Exceptional article, Dana – and likely a top-of-mind item for many HD readers as we navigate through the third trimester of our lives. Your decision not to name a sibling of your daughter as trustee was a compassionate one for all involve parties. A surviving child who by default must act as trustee for their parents estate assets likely will catch many arrows from their brothers and sisters on the decisions they make. Lengthy emotional battles around inheritance funds inevitably lead to intra-family divisions that may never heal.

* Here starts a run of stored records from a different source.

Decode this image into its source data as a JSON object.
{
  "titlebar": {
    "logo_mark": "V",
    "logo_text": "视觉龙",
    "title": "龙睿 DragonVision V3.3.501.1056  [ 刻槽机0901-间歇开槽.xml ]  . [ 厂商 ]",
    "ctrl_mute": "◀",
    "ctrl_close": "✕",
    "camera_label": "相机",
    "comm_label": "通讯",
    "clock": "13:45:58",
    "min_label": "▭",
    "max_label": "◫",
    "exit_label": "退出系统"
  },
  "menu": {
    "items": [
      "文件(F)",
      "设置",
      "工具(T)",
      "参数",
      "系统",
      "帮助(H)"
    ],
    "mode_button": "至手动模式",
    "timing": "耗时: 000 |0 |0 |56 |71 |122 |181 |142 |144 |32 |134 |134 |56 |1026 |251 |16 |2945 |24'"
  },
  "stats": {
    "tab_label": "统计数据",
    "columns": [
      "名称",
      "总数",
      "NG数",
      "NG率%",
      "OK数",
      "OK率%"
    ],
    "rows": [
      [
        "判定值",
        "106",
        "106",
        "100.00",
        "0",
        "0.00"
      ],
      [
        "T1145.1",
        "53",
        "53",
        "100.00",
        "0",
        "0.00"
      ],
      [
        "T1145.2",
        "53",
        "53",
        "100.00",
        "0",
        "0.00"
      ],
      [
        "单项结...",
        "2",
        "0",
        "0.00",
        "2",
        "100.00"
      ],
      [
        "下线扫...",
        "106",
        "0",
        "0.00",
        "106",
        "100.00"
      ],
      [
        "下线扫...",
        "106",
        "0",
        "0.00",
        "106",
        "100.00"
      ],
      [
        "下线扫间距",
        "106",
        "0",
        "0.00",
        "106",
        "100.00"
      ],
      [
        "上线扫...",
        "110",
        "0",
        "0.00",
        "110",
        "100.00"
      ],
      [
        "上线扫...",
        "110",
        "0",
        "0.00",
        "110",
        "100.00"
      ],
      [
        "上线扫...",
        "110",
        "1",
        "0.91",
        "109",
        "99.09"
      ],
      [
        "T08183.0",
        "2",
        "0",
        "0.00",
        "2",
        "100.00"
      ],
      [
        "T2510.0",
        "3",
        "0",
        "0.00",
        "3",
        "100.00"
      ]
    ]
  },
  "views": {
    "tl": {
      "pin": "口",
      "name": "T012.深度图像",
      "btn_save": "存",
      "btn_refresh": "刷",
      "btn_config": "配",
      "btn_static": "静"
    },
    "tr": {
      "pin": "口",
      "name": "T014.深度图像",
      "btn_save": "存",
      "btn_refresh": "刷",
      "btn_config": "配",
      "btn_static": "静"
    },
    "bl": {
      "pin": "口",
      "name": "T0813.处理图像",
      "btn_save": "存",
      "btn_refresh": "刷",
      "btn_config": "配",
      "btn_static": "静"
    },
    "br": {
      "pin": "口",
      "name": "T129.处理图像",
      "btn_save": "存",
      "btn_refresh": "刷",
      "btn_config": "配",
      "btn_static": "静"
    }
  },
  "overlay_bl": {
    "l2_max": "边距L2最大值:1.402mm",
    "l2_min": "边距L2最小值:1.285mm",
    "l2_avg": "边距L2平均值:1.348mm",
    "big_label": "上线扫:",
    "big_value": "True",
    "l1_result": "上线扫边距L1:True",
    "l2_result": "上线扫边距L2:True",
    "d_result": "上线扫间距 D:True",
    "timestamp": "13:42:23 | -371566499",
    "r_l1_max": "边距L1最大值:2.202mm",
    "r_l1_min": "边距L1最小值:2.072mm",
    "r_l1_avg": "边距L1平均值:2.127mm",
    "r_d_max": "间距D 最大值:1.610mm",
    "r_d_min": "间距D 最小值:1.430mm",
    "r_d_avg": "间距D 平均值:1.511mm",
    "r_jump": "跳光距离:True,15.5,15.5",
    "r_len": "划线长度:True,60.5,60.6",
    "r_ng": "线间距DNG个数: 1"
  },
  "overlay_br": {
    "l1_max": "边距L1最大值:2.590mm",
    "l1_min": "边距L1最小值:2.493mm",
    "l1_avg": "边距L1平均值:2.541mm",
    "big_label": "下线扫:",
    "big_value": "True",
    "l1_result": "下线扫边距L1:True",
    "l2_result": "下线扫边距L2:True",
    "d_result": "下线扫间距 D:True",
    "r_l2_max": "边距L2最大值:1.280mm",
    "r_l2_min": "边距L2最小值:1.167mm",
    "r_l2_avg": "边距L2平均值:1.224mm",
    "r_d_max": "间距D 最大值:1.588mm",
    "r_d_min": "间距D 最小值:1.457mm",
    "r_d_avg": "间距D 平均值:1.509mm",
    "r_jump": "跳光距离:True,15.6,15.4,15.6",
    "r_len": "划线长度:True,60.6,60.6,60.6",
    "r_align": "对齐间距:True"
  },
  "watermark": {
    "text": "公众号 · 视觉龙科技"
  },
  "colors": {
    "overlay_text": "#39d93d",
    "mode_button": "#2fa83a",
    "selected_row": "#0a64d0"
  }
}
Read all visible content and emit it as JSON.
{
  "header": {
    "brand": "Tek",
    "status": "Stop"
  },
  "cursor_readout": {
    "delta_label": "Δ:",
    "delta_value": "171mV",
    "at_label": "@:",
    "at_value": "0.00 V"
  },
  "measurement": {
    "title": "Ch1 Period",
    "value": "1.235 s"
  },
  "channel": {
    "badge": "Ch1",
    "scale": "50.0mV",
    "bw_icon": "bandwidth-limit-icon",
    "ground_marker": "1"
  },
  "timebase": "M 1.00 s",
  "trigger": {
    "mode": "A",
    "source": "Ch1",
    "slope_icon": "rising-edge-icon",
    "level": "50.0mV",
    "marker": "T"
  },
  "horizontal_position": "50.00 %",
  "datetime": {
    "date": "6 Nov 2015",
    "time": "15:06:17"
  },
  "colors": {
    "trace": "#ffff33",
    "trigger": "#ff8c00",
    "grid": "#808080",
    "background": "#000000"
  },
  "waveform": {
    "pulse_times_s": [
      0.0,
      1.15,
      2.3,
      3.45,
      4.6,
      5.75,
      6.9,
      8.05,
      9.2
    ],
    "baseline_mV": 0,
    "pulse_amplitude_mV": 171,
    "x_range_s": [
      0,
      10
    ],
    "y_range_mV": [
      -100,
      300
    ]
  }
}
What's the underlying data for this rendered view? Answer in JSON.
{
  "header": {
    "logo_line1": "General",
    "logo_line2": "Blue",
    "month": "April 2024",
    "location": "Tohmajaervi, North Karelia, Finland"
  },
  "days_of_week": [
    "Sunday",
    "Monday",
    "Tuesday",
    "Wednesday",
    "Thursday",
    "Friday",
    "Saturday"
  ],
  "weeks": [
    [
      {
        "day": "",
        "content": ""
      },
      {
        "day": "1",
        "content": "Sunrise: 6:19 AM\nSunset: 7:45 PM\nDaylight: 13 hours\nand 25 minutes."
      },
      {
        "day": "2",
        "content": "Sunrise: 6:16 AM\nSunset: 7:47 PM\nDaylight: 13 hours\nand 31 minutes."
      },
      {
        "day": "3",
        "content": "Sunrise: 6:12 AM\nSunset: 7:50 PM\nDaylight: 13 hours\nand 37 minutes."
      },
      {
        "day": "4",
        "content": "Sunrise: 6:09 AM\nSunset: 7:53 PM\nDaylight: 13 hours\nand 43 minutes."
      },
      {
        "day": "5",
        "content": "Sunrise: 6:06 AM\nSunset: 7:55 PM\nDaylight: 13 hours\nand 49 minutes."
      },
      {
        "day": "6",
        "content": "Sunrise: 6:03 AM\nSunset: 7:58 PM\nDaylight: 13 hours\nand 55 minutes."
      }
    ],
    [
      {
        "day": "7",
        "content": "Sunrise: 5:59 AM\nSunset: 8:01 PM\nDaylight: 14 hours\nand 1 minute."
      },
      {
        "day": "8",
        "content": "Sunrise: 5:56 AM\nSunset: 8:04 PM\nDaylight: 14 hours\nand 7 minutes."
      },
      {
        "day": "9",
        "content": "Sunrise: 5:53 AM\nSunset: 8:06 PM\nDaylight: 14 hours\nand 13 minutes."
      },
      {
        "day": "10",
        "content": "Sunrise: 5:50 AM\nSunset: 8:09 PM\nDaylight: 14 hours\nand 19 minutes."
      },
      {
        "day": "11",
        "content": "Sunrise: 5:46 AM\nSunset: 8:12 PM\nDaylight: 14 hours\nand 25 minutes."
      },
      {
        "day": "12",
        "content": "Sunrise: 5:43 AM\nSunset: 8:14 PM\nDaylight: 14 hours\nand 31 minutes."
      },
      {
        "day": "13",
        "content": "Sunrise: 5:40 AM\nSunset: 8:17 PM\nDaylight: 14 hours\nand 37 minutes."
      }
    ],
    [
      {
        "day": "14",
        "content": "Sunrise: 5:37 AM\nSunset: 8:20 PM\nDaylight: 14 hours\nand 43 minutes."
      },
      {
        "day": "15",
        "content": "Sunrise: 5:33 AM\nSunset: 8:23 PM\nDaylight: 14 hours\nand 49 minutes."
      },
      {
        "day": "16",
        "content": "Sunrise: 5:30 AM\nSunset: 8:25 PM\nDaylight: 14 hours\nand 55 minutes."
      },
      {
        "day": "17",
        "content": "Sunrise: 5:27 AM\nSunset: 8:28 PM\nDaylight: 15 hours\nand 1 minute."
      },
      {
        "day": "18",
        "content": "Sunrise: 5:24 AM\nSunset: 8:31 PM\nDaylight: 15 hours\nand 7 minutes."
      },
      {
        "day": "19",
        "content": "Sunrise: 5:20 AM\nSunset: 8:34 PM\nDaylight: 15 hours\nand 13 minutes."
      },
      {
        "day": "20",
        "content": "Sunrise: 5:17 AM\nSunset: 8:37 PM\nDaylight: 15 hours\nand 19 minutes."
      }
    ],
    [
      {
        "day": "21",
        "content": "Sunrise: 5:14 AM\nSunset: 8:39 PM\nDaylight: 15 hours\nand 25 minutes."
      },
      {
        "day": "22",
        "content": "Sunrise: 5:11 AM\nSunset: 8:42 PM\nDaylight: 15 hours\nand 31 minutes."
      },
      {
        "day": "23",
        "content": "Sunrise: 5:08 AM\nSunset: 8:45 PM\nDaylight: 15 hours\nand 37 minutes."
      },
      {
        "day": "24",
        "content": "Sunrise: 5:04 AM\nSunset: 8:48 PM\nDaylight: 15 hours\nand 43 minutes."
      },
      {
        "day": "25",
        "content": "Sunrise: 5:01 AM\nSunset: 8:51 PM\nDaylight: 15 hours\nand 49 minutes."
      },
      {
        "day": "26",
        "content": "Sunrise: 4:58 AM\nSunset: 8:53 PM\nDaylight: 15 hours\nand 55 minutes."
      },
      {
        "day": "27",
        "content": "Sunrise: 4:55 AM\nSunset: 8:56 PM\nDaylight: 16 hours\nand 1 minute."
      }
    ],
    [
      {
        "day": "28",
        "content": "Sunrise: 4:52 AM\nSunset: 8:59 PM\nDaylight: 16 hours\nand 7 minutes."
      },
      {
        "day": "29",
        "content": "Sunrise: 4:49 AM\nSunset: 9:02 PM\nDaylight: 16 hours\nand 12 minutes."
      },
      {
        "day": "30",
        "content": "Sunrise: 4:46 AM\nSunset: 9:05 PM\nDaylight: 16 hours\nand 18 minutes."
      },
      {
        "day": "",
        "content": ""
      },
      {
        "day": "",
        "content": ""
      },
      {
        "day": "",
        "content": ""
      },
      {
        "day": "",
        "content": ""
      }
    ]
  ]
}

Enlisting a reputable estate planning attorney ( one who specializes in this area of the law) should not to be looked at an expense, per se. It is an investment made with love that we willingly prepay for the benefit of the next generation. Family harmony for survivors after we depart (and peace of mind for us, in the present moment) are the rewards of this loving investment.

Last edited 1 year ago by Newsboy
DrLefty
1 year ago
Reply to  Newsboy

An investment and not an expense—that’s a great way to put it! Thanks for the kind words.

Edmund Marsh
1 year ago

Dana, thank you for this useful article. My family situation had some similar problems and concerns to work out. My wife and I were also late in putting in place a proper estate plan, but it is very comforting to know that it’s done.

DrLefty
1 year ago
Reply to  Edmund Marsh

It really is comforting—a big exhale!